Brown también se envió la copa y bebió todo el contenido de una sola vez.

—¡Ag! ¡Si solo pusieran buena música, este bar sería el mejor! —exclamó Brown, tras haber dado un fuerte aplauso en señal de admiración.

Necesitaba distraerse, festejar, reír; por esa razón había aceptado la invitación de Bill, no para pensar sobre sus preocupaciones (que no eran pocas) y amargarse a pesar de estar rodeado por un centenar de hermosas mujeres y hombres eufóricos riendo a todo pulmón.

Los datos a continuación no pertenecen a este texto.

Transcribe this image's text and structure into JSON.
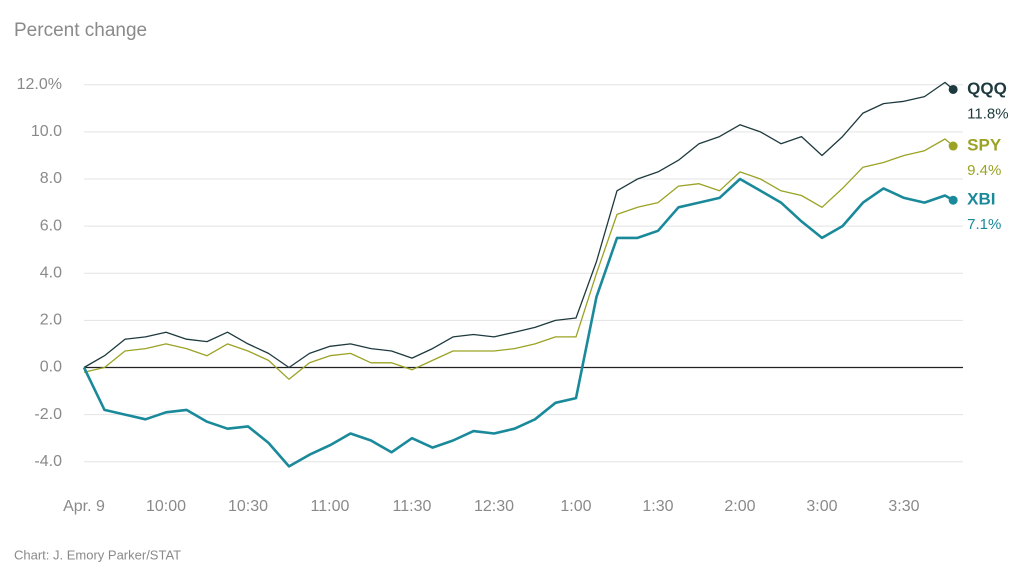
{
  "chart_data": {
    "type": "line",
    "y_label": "Percent change",
    "source": "Chart: J. Emory Parker/STAT",
    "x": [
      0,
      0.25,
      0.5,
      0.75,
      1,
      1.25,
      1.5,
      1.75,
      2,
      2.25,
      2.5,
      2.75,
      3,
      3.25,
      3.5,
      3.75,
      4,
      4.25,
      4.5,
      4.75,
      5,
      5.25,
      5.5,
      5.75,
      6,
      6.25,
      6.5,
      6.75,
      7,
      7.25,
      7.5,
      7.75,
      8,
      8.25,
      8.5,
      8.75,
      9,
      9.25,
      9.5,
      9.75,
      10,
      10.25,
      10.5,
      10.6
    ],
    "xlim": [
      0,
      10.72
    ],
    "xticks": [
      {
        "value": 0,
        "label": "Apr. 9"
      },
      {
        "value": 1,
        "label": "10:00"
      },
      {
        "value": 2,
        "label": "10:30"
      },
      {
        "value": 3,
        "label": "11:00"
      },
      {
        "value": 4,
        "label": "11:30"
      },
      {
        "value": 5,
        "label": "12:30"
      },
      {
        "value": 6,
        "label": "1:00"
      },
      {
        "value": 7,
        "label": "1:30"
      },
      {
        "value": 8,
        "label": "2:00"
      },
      {
        "value": 9,
        "label": "3:00"
      },
      {
        "value": 10,
        "label": "3:30"
      }
    ],
    "ylim": [
      -5.2,
      12.5
    ],
    "yticks": [
      {
        "value": -4,
        "label": "-4.0"
      },
      {
        "value": -2,
        "label": "-2.0"
      },
      {
        "value": 0,
        "label": "0.0"
      },
      {
        "value": 2,
        "label": "2.0"
      },
      {
        "value": 4,
        "label": "4.0"
      },
      {
        "value": 6,
        "label": "6.0"
      },
      {
        "value": 8,
        "label": "8.0"
      },
      {
        "value": 10,
        "label": "10.0"
      },
      {
        "value": 12,
        "label": "12.0%"
      }
    ],
    "grid": true,
    "series": [
      {
        "name": "QQQ",
        "color": "#1e3a3e",
        "values": [
          0,
          0.5,
          1.2,
          1.3,
          1.5,
          1.2,
          1.1,
          1.5,
          1.0,
          0.6,
          0.0,
          0.6,
          0.9,
          1.0,
          0.8,
          0.7,
          0.4,
          0.8,
          1.3,
          1.4,
          1.3,
          1.5,
          1.7,
          2.0,
          2.1,
          4.5,
          7.5,
          8.0,
          8.3,
          8.8,
          9.5,
          9.8,
          10.3,
          10.0,
          9.5,
          9.8,
          9.0,
          9.8,
          10.8,
          11.2,
          11.3,
          11.5,
          12.1,
          11.8
        ],
        "value_labels": [
          null,
          null,
          null,
          null,
          null,
          null,
          null,
          null,
          null,
          null,
          null,
          null,
          null,
          null,
          null,
          null,
          null,
          null,
          null,
          null,
          null,
          null,
          null,
          null,
          null,
          null,
          null,
          null,
          null,
          null,
          null,
          null,
          null,
          null,
          null,
          null,
          null,
          null,
          null,
          null,
          null,
          null,
          null,
          "11.8%"
        ]
      },
      {
        "name": "SPY",
        "color": "#9aa324",
        "values": [
          -0.2,
          0.0,
          0.7,
          0.8,
          1.0,
          0.8,
          0.5,
          1.0,
          0.7,
          0.3,
          -0.5,
          0.2,
          0.5,
          0.6,
          0.2,
          0.2,
          -0.1,
          0.3,
          0.7,
          0.7,
          0.7,
          0.8,
          1.0,
          1.3,
          1.3,
          4.0,
          6.5,
          6.8,
          7.0,
          7.7,
          7.8,
          7.5,
          8.3,
          8.0,
          7.5,
          7.3,
          6.8,
          7.6,
          8.5,
          8.7,
          9.0,
          9.2,
          9.7,
          9.4
        ],
        "value_labels": [
          null,
          null,
          null,
          null,
          null,
          null,
          null,
          null,
          null,
          null,
          null,
          null,
          null,
          null,
          null,
          null,
          null,
          null,
          null,
          null,
          null,
          null,
          null,
          null,
          null,
          null,
          null,
          null,
          null,
          null,
          null,
          null,
          null,
          null,
          null,
          null,
          null,
          null,
          null,
          null,
          null,
          null,
          null,
          "9.4%"
        ]
      },
      {
        "name": "XBI",
        "color": "#1a8a9b",
        "values": [
          0.0,
          -1.8,
          -2.0,
          -2.2,
          -1.9,
          -1.8,
          -2.3,
          -2.6,
          -2.5,
          -3.2,
          -4.2,
          -3.7,
          -3.3,
          -2.8,
          -3.1,
          -3.6,
          -3.0,
          -3.4,
          -3.1,
          -2.7,
          -2.8,
          -2.6,
          -2.2,
          -1.5,
          -1.3,
          3.0,
          5.5,
          5.5,
          5.8,
          6.8,
          7.0,
          7.2,
          8.0,
          7.5,
          7.0,
          6.2,
          5.5,
          6.0,
          7.0,
          7.6,
          7.2,
          7.0,
          7.3,
          7.1
        ],
        "value_labels": [
          null,
          null,
          null,
          null,
          null,
          null,
          null,
          null,
          null,
          null,
          null,
          null,
          null,
          null,
          null,
          null,
          null,
          null,
          null,
          null,
          null,
          null,
          null,
          null,
          null,
          null,
          null,
          null,
          null,
          null,
          null,
          null,
          null,
          null,
          null,
          null,
          null,
          null,
          null,
          null,
          null,
          null,
          null,
          "7.1%"
        ]
      }
    ]
  }
}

Los cuatro bardos de la tarima parecieron haber escuchado a Brown, ya que pusieron mala cara mientras cantaban una historia muy popular, aquella de cuando Lissa, la Arquera de Plata y Bendecida por el Fuego, descubrió la Piedra Cálida después de enfrentarse a una mítica Harpía en el Bosque Profano.

—Esa canción está mejor. —Asintió Brown, conforme.

—Sí, mire cómo cantan todos. —Señaló Bill hacia atrás, hacia las otras mesas.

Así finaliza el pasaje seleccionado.